Melissa Rivers Sues Yorkville Endoscopy, Joan Rivers' Medical Clinic

Joan Rivers' daughter is taking legal action against her late mother's doctors.

ByABC News
January 26, 2015, 6:25 PM
Melissa Rivers and Joan Rivers attend the 2014 NBCUniversal Cable Entertainment Upfronts at The Jacob K. Javits Convention Center, May 15, 2014, in New York City.
Melissa Rivers and Joan Rivers attend the 2014 NBCUniversal Cable Entertainment Upfronts at The Jacob K. Javits Convention Center, May 15, 2014, in New York City.
Astrid Stawiarz/Getty Images

— -- Melissa Rivers filed suit today against a New York medical clinic where her mother Joan Rivers went into cardiac arrest, claiming the “horrific treatment” she received there was negligent. She’s seeking unspecified damages and, she says, to make sure what her mother endured never happens again.

The decision, she said in a statement to ABC News, “was one of the most difficult decisions I’ve ever had to make.”

"What ultimately guided me was my unwavering belief that no family should ever have to go through what my mother, [my son] Cooper and I have been through," she said in the statement. "The level of medical mismanagement, incompetency, disrespect and outrageous behavior is shocking and frankly, almost incomprehensible. Not only did my mother deserve better, every patient deserves better. It is my goal to make sure that this kind of horrific medical treatment never happens to anyone again."

The suit names, among others, Yorkville Endoscopy, its former medical director Dr. Lawrence Cohen, anesthesiologist Robert Koniuta and Dr. Gwen Korovin, Rivers’ personal ENT who allegedly was not authorized to be in the room at the time Rivers went in for a routine procedure August 28.

According to the lawsuit, Joan Rivers authorized the clinic to perform an upper endoscopy by Cohen. Cohen allowed Korovin into the procedure room even though she “should not have been permitted.”

Melissa Rivers alleges in the suit that Korovin announced “I’ll go first” and proceeded to perform an unauthorized transnasal laryngoscopy on Rivers even though she “had no right to perform any medical procedures or render any medical services” at Yorkville Endoscopy.

Melissa Rivers also claimed that the anesthesiologist in the room raised questions about the propriety but that Cohen “ignored the questions.” Once the laryngoscopy was complete, Cohen began the endoscopy but at that point Rivers’ vital signs were allegedly deteriorating. Her blood pressure, pulse and oxygen levels dropped significantly but the doctors failed to notice, according to court papers.

At that point, the lawsuit said, the doctors in the room failed to notice and Cohen “took out his cell phone and took photos of Joan Rivers while under sedation” with Korovin.

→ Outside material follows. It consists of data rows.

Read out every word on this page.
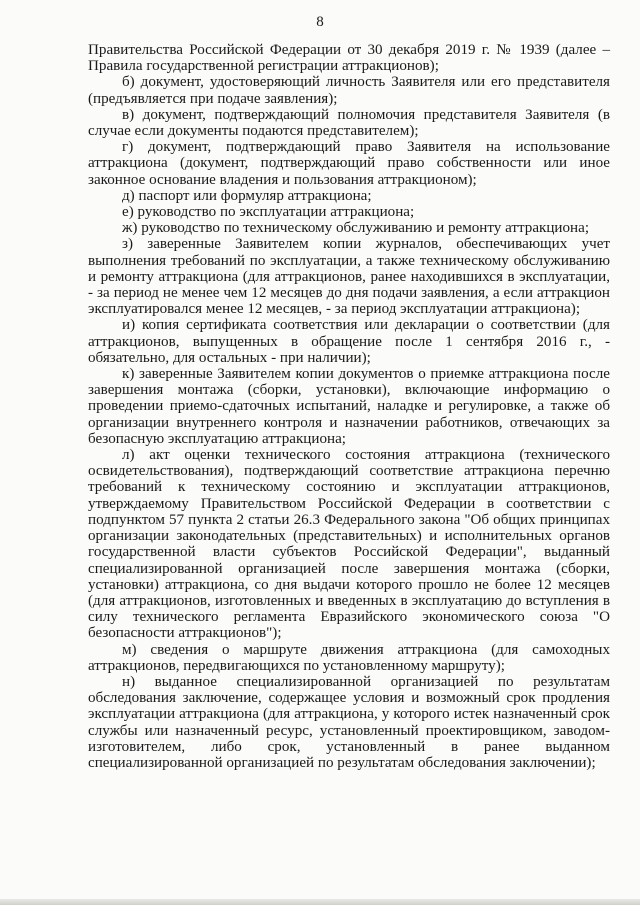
8

Правительства Российской Федерации от 30 декабря 2019 г. № 1939 (далее – Правила государственной регистрации аттракционов);

б) документ, удостоверяющий личность Заявителя или его представителя (предъявляется при подаче заявления);

в) документ, подтверждающий полномочия представителя Заявителя (в случае если документы подаются представителем);

г) документ, подтверждающий право Заявителя на использование аттракциона (документ, подтверждающий право собственности или иное законное основание владения и пользования аттракционом);

д) паспорт или формуляр аттракциона;

е) руководство по эксплуатации аттракциона;

ж) руководство по техническому обслуживанию и ремонту аттракциона;

з) заверенные Заявителем копии журналов, обеспечивающих учет выполнения требований по эксплуатации, а также техническому обслуживанию и ремонту аттракциона (для аттракционов, ранее находившихся в эксплуатации, - за период не менее чем 12 месяцев до дня подачи заявления, а если аттракцион эксплуатировался менее 12 месяцев, - за период эксплуатации аттракциона);

и) копия сертификата соответствия или декларации о соответствии (для аттракционов, выпущенных в обращение после 1 сентября 2016 г., - обязательно, для остальных - при наличии);

к) заверенные Заявителем копии документов о приемке аттракциона после завершения монтажа (сборки, установки), включающие информацию о проведении приемо-сдаточных испытаний, наладке и регулировке, а также об организации внутреннего контроля и назначении работников, отвечающих за безопасную эксплуатацию аттракциона;

л) акт оценки технического состояния аттракциона (технического освидетельствования), подтверждающий соответствие аттракциона перечню требований к техническому состоянию и эксплуатации аттракционов, утверждаемому Правительством Российской Федерации в соответствии с подпунктом 57 пункта 2 статьи 26.3 Федерального закона "Об общих принципах организации законодательных (представительных) и исполнительных органов государственной власти субъектов Российской Федерации", выданный специализированной организацией после завершения монтажа (сборки, установки) аттракциона, со дня выдачи которого прошло не более 12 месяцев (для аттракционов, изготовленных и введенных в эксплуатацию до вступления в силу технического регламента Евразийского экономического союза "О безопасности аттракционов");

м) сведения о маршруте движения аттракциона (для самоходных аттракционов, передвигающихся по установленному маршруту);

н) выданное специализированной организацией по результатам обследования заключение, содержащее условия и возможный срок продления эксплуатации аттракциона (для аттракциона, у которого истек назначенный срок службы или назначенный ресурс, установленный проектировщиком, заводом-изготовителем, либо срок, установленный в ранее выданном специализированной организацией по результатам обследования заключении);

According to the court document, Cohen said Rivers “will like to see these in the recovery area.”

At no time, the lawsuit says, did Rivers “authorize Cohen to take photos of her while under sedation and while undergoing medical procedures.” No one in the room objected, according to the court papers.

By the time the doctors took note of her dropping vital signs, the lawsuit states, they attempted to revive her with an ambulatory bag, but it took 10 minutes for them to determine that it wouldn't work because of her obstructed airway. By the time they realized an emergency procedure called a cricothyrotomy was required, Korovin, the only one who knew how to do it, had allegedly "left the procedure room.” The lawsuit language is blunt: Korovin, it said, “abandoned her patient, Joan Rivers.”

Gair Gair Conason Steigman Mackauf Bloom and Rubinowitz attorneys Jeffrey Bloom and Ben Rubinowitz, lawyers for Melissa Rivers, said that they investigated the claims "properly and thoroughly" before making the lawsuit.